How New York Giants Head Coach Brian Daboll Handled Team's Training Camp Skirmish
New York Giants head coach Brian Daboll has said all along that it's his hope to see his team practice in a physical and intense manner this summer.
What Daboll didn't want to see was stupidity, such as what erupted during the team's Monday practice when tempers got the best of the players on a hot and humid day, leading to a bench-clearing brawl.
The incident began with running back Saquon Barkley's lowering his shoulder and plowing into cornerback Aaron Robinson. Inside linebacker Tae Crowder took issue with Barkley's hit against Robinson, so on the ensuing play, the linebacker took out his brewing anger against running back Antonio Williams, who came in for Barkley on the series.
Crowder delivered what was, at least in the estimation of center Jon Felciano, a harder than necessary hit against the running back. Feliciano then went after Crowder and somehow ended up n the ground.
Then linebacker Cam Brown was seen dragging Feliciano out of a pile by his jersey, further escalating the tempers. Brown and Feliciano were soon throwing punches at each other.
Daboll, while certainly not happy that the players lost their cool, kept his. There was no expletive-laced tirade loud enough to be heard two towns over as there was last year when head coach Joe Judge angrily ripped into his players following a similar type of fracas.
Daboll is also not believed to have kicked anyone out of practice, nor did he order the team to run wind sprints as a punishment.
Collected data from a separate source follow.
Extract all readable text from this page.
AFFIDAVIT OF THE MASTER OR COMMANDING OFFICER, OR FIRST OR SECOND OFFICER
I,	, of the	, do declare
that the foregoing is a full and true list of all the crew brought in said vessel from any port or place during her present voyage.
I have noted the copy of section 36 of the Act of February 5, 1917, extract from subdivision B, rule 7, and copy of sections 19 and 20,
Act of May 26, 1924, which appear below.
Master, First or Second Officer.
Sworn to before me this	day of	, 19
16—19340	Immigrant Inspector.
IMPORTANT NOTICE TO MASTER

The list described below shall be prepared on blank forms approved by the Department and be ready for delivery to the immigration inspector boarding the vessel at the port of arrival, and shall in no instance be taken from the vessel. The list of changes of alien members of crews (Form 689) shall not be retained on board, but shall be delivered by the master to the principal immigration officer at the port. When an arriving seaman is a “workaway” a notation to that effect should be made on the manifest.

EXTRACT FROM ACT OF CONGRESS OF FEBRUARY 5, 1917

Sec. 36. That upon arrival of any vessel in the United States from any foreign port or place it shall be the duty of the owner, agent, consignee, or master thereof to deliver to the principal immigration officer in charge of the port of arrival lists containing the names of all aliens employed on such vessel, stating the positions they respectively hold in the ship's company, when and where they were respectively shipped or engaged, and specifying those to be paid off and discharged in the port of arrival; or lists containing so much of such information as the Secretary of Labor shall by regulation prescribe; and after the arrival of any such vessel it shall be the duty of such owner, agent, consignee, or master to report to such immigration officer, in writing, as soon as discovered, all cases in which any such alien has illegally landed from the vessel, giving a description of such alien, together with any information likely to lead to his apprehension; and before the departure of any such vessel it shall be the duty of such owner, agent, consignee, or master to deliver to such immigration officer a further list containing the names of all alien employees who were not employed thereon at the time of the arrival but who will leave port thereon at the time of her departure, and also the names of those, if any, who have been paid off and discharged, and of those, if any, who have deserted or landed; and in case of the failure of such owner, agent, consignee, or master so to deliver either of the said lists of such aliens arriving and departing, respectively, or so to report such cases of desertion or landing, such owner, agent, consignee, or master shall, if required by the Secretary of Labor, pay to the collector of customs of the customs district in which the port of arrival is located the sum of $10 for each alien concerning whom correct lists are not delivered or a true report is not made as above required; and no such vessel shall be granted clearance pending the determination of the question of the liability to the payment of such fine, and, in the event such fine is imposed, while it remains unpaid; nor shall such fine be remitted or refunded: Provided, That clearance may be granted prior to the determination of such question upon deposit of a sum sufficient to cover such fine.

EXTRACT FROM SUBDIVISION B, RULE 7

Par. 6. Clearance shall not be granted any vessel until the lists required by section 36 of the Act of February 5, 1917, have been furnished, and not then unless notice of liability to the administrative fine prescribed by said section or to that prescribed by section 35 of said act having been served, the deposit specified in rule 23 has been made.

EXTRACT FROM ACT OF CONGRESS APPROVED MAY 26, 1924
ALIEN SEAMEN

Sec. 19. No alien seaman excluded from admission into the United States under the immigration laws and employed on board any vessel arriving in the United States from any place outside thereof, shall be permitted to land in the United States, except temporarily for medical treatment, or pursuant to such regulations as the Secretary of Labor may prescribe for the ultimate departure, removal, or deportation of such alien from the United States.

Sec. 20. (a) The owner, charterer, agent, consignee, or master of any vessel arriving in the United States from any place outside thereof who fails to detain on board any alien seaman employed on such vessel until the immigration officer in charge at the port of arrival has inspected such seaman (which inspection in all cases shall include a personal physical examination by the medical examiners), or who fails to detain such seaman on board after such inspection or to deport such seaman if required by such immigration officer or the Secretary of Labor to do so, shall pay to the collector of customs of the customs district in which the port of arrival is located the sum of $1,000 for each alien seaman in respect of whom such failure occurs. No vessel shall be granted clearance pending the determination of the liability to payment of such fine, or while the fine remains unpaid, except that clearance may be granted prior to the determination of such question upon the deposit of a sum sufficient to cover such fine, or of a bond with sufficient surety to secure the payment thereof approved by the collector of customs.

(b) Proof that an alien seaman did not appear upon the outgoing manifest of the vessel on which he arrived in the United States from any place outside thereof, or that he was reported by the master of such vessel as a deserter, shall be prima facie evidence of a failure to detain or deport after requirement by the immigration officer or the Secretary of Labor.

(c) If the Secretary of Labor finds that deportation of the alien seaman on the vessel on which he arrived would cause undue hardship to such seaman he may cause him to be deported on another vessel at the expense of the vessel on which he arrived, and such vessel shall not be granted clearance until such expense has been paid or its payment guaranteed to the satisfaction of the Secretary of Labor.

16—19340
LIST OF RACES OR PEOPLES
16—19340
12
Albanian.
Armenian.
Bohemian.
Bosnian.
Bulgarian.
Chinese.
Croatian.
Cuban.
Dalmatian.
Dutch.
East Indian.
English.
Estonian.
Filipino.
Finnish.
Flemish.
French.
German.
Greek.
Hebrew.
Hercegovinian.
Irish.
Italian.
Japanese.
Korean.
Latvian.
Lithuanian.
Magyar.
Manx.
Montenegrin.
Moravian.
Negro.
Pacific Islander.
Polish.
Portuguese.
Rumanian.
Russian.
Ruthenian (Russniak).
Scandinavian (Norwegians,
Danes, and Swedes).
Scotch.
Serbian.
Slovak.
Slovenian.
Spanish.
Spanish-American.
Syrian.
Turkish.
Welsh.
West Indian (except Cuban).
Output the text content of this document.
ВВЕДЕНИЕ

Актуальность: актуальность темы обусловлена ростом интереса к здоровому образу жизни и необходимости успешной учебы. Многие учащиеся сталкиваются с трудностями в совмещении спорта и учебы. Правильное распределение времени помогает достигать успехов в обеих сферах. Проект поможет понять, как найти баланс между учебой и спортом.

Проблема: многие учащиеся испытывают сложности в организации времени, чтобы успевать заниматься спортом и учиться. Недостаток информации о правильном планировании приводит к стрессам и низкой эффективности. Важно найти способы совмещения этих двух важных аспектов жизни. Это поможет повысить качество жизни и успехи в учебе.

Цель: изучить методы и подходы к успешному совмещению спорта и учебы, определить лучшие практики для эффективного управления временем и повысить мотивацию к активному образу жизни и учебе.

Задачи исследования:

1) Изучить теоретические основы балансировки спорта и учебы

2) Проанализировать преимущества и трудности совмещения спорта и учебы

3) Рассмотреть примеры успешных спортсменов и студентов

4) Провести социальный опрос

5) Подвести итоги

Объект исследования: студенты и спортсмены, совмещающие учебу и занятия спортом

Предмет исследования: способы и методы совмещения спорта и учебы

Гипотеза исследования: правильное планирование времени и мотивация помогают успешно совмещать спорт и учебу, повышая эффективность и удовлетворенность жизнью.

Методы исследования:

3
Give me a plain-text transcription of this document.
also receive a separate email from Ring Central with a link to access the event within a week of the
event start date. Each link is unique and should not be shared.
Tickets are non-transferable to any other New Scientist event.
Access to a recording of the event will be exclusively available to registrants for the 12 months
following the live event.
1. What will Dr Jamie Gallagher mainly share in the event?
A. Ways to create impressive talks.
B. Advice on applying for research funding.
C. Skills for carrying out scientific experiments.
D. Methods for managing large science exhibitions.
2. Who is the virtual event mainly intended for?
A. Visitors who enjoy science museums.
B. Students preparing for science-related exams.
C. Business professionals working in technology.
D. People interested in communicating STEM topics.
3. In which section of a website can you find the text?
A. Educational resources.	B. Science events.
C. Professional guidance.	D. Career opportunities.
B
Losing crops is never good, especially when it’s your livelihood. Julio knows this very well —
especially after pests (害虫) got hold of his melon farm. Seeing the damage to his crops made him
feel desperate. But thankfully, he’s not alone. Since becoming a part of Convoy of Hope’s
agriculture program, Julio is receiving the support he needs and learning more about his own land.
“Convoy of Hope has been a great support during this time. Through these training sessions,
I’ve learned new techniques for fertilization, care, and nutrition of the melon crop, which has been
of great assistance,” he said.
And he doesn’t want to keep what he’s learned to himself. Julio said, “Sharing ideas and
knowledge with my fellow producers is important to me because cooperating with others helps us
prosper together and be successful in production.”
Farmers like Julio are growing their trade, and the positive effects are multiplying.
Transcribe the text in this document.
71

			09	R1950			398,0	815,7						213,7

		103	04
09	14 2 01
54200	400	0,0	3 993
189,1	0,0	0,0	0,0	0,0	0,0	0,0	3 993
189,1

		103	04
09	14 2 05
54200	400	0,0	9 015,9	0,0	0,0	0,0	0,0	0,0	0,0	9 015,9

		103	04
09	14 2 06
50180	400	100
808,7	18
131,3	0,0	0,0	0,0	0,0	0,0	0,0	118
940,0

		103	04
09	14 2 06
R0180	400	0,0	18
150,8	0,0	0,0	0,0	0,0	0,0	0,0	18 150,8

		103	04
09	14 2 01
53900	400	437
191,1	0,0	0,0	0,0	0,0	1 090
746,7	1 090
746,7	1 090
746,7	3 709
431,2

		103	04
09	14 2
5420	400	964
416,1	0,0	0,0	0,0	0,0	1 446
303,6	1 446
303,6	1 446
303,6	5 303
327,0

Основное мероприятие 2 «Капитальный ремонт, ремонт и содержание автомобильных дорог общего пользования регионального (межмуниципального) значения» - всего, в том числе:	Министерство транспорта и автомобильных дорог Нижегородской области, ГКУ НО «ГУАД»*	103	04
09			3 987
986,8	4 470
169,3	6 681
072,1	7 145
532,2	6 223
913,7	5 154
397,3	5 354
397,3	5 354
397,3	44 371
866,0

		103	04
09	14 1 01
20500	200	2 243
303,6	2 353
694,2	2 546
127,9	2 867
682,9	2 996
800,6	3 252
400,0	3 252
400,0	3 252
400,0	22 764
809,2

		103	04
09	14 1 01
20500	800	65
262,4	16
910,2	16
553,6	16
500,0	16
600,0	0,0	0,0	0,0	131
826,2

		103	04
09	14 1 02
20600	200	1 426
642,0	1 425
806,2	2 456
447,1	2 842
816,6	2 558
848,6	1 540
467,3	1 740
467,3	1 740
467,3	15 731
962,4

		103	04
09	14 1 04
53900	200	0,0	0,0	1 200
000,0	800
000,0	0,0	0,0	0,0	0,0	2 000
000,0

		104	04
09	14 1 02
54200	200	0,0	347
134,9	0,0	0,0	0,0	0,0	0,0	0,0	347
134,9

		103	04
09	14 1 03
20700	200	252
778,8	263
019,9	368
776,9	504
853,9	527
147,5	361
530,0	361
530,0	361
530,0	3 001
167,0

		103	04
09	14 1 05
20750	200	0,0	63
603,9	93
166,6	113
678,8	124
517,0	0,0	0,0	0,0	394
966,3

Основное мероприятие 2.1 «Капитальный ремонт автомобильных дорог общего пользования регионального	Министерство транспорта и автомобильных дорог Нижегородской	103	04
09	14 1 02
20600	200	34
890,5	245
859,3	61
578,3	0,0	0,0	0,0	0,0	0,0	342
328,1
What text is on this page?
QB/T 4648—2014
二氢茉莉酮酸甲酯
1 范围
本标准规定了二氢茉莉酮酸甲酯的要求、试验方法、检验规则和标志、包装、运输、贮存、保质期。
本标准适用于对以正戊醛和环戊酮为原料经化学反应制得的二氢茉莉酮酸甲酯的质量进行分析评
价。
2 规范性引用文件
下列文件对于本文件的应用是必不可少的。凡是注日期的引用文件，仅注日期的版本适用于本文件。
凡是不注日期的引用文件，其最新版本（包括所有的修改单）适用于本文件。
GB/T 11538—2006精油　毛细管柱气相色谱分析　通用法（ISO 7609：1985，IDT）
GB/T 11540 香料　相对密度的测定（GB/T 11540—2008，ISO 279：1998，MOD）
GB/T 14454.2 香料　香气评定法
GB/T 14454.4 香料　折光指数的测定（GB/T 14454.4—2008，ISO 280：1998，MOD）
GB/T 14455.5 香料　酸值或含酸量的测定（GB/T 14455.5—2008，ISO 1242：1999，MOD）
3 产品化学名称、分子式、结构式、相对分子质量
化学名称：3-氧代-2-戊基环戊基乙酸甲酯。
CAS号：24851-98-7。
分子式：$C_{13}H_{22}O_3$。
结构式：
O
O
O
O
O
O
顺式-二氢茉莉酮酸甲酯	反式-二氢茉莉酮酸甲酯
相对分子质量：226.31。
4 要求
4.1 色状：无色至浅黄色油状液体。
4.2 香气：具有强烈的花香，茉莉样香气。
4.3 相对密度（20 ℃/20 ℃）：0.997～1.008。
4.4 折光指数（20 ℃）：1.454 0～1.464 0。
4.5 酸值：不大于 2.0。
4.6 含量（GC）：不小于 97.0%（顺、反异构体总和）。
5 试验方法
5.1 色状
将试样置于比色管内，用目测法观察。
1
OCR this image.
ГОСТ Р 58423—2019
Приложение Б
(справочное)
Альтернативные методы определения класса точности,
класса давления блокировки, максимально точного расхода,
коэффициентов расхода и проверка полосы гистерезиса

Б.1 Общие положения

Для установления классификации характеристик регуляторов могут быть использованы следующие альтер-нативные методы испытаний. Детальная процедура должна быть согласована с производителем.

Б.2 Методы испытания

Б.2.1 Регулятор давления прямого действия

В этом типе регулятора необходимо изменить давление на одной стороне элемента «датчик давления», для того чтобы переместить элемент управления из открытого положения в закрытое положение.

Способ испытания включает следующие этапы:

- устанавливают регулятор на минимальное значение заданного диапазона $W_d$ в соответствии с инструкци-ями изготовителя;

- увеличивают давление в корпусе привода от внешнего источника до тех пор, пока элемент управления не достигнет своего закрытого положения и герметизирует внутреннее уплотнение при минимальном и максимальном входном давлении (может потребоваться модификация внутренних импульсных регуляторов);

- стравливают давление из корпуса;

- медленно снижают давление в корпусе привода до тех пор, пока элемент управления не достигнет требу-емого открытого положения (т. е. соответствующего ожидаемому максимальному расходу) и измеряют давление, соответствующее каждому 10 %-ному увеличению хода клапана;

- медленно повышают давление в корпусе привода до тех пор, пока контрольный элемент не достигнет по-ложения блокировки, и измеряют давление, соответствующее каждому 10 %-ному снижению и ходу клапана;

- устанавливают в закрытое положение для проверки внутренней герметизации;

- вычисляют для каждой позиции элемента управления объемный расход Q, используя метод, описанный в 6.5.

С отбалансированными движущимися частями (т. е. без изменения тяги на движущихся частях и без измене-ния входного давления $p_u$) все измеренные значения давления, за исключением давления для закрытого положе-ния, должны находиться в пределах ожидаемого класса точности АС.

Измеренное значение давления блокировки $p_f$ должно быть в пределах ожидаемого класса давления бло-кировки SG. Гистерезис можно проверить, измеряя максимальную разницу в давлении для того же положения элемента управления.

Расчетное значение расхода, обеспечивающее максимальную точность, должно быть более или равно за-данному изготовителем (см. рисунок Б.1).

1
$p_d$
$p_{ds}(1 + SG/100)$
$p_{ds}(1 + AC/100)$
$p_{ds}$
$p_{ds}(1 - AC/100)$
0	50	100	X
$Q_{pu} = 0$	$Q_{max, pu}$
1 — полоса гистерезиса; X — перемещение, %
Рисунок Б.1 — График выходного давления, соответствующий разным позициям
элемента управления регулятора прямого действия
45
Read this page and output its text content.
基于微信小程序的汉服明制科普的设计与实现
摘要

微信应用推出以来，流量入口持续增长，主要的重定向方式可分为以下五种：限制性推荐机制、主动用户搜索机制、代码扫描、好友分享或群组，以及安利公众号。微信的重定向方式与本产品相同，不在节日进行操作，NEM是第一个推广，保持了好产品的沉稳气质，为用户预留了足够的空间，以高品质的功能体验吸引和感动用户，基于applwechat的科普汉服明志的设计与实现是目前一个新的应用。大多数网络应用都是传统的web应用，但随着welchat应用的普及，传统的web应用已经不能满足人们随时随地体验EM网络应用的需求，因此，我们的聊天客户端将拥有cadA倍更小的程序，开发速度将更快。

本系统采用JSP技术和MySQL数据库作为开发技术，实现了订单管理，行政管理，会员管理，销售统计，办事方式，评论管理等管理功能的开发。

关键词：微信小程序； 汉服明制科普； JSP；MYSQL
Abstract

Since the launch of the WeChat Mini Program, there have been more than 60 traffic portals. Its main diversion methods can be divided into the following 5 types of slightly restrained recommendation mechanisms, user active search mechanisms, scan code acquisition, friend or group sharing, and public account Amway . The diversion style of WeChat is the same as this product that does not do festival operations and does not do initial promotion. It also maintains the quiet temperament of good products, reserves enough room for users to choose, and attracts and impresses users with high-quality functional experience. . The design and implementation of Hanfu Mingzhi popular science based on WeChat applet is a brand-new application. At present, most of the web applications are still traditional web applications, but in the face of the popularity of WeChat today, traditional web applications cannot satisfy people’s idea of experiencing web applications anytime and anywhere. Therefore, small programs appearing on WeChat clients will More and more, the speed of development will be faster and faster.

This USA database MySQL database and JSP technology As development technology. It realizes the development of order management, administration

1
Instead, the head coach treated the team like adults. He gathered them around him for several minutes, in which he presumably issued a stern reminder to be smart during the dog days of summer.
"The theme of course was the physicality, just showing that we’re a physical team and things are going to happen, again, when it’s hot outside and guys are just putting their nose in the dirt and trying to play ball," said tight end Daniel Bellinger when asked about the gist of Daboll's message to the team.
"But at the end of the day, he says that, ‘losing teams do that,’ so, at the end of the day we’ve got to come out there and be physical, but we’ve got to be smart as well."
Bellinger added that Daboll didn't threaten the players with any sort of punishment if the fracas carrie over. "He liked the physicality part. He wants to keep going and playing hard--just play smart as well."